The optimal roommate matching service
The ingenuity of the Berkeley Roommate Network’s matching algorithm is hidden and subtle: namely, we use a subset of questions to compute an importance for some personal attributes. These attributes and their numeric importances are further provided and combined with other sets of questions to create a highly personalized matching priority queues for potential roommates. This information is set against threshholds determined by empirical averages from about 100 in-person surveys.
We use NLTK to use WordNet’s similarity function to analyze free response questions to a survey and look at this similarity metric across all words between two responses to match two people. WordNet’s similarity function is better than simply looking for occurrence of the same words in two responses because it takes into account context, synonyms, related meanings, and different forms or tenses of the same word.
High level algorithm:
1.) Create a dictionary mapping (email of client -> dictionary of important client data)
2.) For a given client email address, find "important data" or i_data
3.) for roommate in potential roommates:
potential_i_data = mapping(potential_email)

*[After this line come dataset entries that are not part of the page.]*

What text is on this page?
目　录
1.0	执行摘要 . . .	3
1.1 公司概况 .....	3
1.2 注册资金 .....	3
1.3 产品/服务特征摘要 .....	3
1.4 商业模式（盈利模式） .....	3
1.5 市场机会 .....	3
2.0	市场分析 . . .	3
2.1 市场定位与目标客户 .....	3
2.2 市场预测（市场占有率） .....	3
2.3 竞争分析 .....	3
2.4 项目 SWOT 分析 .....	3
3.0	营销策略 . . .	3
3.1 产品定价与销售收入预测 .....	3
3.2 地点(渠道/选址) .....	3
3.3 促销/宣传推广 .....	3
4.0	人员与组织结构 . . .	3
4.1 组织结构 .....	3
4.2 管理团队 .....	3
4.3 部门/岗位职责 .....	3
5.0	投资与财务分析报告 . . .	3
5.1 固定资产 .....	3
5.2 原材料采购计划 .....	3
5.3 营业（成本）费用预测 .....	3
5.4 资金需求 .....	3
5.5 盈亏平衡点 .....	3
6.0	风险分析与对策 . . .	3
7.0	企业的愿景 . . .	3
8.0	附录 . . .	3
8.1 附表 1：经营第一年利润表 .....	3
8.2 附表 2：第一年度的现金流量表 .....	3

evaluate matching priority between client & potential roommate #the lower the better the match
queue.add(potential roommate, priority)
4.) Create a file with the top 5 matches (5 lowest priority people) and store locally
5.) Construct an email message with these top 5 matches and a CSV file with all information for these matches
6.) Send email message using SMTP authentication to client
7.) Repeat steps 2-7 until all clients have roommate matches.
From post-matching surveys, seems like matches were not good enough. People ended up using their own intuition and take their chances with who they believe will get along with, but our matches did seem to impact their decisions because we got a lot of requests for more emails and more matches.